The best way to spend Valentines Day alone.
(http://usera.imagecave.com/47of74/forgethooters.jpg)
John was an idiot- instead of going to the most elegant restaurant in the city like he promised his girlfriend, he took her her. needles to say, happy hour went to stupidity hour, as in he only went there for the All You Can Drink Beer.
Shortly after this marquee was displayed, breast implant sales went through the roof.
"Honey I swear, I thought it was an Owl store."
(http://usera.imagecave.com/47of74/forgethooters.jpg)
Wing sales quadrupled after Hooters moved in next door to two other local hang-outs, Her Girl Friday and The Klondyke Bar.
"Well honey, you've already got diamonds, so this year I got you hooters! Oh wait...that didn't come out right."

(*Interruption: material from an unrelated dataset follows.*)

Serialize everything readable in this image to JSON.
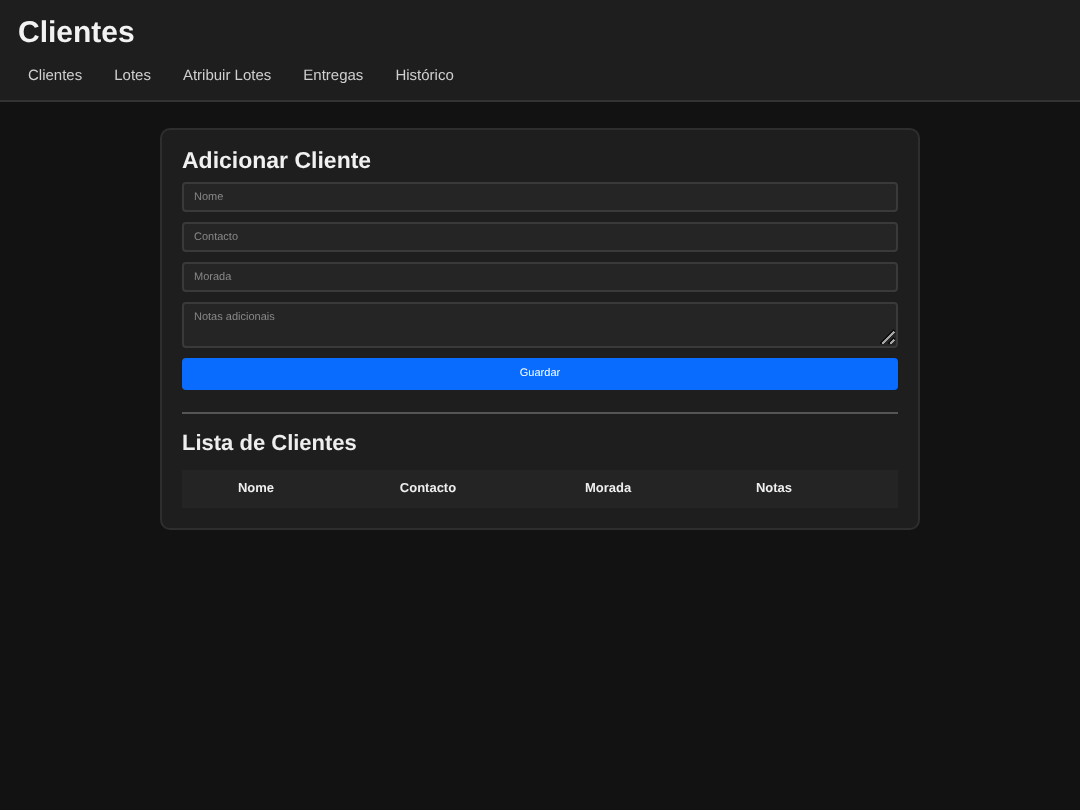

Quote from: Jack on February 11, 2011, 03:50:41 PM
"Well honey, you've already got diamonds, so this year I got you hooters! Oh wait...that didn't come out right."
Could've been worse. He could've mistaken the T for a K and gotten his wife some hookers for Valentine's.
Quote from: The DarkSider on February 09, 2011, 10:31:41 PM
"Honey I swear, I thought it was an Owl store."
"An owl store, huh? Well let me be the first to give you The Bird!" (flips middle finger at husband.)